Tromper les systèmes de vision artificielle

Le principe de ce camouflage n'est pas de rendre le véhicule invisible, mais de perturber la perception qu'en a l'observateur, qu'il s'agisse d'un humain ou d'une intelligence artificielle. Les grands motifs géométriques asymétriques ont pour objectif de brouiller les repères visuels. Ainsi, pour un drone doté d'un système de ciblage automatisé, comme le drone « Hornet » utilisé par les forces ukrainiennes, l'estimation de la distance, de la vitesse ou de la direction du véhicule deviendrait plus complexe. Cette confusion pourrait réduire la précision des attaques.
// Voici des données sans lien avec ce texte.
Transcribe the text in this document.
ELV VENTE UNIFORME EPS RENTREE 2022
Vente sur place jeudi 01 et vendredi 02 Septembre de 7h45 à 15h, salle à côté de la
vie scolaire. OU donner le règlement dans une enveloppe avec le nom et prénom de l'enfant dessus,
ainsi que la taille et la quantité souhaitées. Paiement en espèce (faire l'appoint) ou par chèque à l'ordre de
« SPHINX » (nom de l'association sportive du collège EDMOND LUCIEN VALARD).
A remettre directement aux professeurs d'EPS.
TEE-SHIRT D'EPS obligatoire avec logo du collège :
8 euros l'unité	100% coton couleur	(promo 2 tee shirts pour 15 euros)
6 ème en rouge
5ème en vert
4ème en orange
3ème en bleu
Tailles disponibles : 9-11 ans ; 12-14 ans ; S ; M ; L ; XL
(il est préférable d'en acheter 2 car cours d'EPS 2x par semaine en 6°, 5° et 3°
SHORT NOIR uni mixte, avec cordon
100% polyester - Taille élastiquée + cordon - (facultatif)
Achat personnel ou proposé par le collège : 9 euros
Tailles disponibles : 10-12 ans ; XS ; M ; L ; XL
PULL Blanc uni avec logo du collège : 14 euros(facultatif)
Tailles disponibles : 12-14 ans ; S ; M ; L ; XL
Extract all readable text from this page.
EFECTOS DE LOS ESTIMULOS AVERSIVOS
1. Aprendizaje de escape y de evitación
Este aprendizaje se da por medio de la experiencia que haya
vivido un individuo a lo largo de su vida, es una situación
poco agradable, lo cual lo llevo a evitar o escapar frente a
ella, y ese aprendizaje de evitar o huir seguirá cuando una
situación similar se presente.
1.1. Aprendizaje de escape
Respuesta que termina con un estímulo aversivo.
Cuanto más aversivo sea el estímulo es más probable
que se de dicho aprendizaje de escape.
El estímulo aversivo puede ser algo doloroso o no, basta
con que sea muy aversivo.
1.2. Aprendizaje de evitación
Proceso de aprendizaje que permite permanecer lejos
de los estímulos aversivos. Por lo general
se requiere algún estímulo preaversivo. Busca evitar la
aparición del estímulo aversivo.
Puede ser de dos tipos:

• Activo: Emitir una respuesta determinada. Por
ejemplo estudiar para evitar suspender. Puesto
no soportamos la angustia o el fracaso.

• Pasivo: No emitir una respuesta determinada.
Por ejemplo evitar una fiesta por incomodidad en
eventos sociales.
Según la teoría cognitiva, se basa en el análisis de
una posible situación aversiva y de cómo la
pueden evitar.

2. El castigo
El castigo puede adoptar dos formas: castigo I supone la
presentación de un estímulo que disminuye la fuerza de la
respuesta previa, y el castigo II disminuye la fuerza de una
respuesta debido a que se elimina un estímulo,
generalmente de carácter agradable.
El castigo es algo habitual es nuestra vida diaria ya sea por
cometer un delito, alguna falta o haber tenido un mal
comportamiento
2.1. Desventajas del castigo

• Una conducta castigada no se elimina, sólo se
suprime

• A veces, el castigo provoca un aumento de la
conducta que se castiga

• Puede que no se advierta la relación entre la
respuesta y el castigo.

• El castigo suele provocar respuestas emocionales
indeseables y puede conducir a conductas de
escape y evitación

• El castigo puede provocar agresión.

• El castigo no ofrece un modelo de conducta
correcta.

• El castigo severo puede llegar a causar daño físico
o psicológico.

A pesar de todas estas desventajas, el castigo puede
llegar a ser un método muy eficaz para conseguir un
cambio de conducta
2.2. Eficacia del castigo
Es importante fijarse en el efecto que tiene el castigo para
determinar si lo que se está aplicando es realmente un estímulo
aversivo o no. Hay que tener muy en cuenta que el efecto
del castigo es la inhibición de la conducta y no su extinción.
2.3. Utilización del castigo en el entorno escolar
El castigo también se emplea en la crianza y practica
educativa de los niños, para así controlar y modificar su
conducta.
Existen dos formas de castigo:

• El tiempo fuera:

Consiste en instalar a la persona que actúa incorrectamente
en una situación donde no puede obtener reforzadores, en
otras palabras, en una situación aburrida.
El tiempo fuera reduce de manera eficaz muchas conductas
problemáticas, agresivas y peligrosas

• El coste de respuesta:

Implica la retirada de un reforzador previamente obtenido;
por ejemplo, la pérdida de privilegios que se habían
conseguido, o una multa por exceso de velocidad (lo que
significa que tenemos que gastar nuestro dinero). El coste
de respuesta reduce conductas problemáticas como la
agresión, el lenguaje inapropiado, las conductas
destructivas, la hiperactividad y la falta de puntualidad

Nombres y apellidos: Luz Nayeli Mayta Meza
Une inspiration historique

Ce type de camouflage a été abondamment utilisé par les marines de guerre durant la Première Guerre mondiale. À cette époque, les navires peints de motifs géométriques contrastés trompaient les télémètres optiques des sous-marins ennemis, rendant plus difficile le calcul de leur trajectoire par les torpilles. L'armée russe semble transposer cette logique ancienne au champ de bataille moderne, en l'appliquant à des cibles terrestres mobiles face à des drones équipés d'intelligence artificielle.

Une efficacité remise en question

Cependant, cette stratégie pourrait s'avérer peu efficace face aux technologies actuelles. En effet, les systèmes de vision modernes ne traitent plus les images de la même manière qu'un œil humain ou un télémètre optique. Les drones ukrainiens sont souvent équipés de caméras thermiques, qui détectent la chaleur émise par le moteur ou les composants du véhicule. Une telle détection thermique est totalement indépendante de la peinture extérieure du camion. Par conséquent, le camouflage zébré pourrait être contourné, le drone continuant à identifier la cible grâce à sa signature thermique, quels que soient les motifs peints sur la carrosserie.

L'expérimentation de ce camouflage par les forces russes témoigne de la course à l'adaptation qui se joue en Ukraine, où drones et contre-mesures évoluent constamment. Si l'idée est de brouiller un algorithme de reconnaissance visuelle, son efficacité sur le terrain reste à prouver face à des drones de vision nocturne ou infrarouge.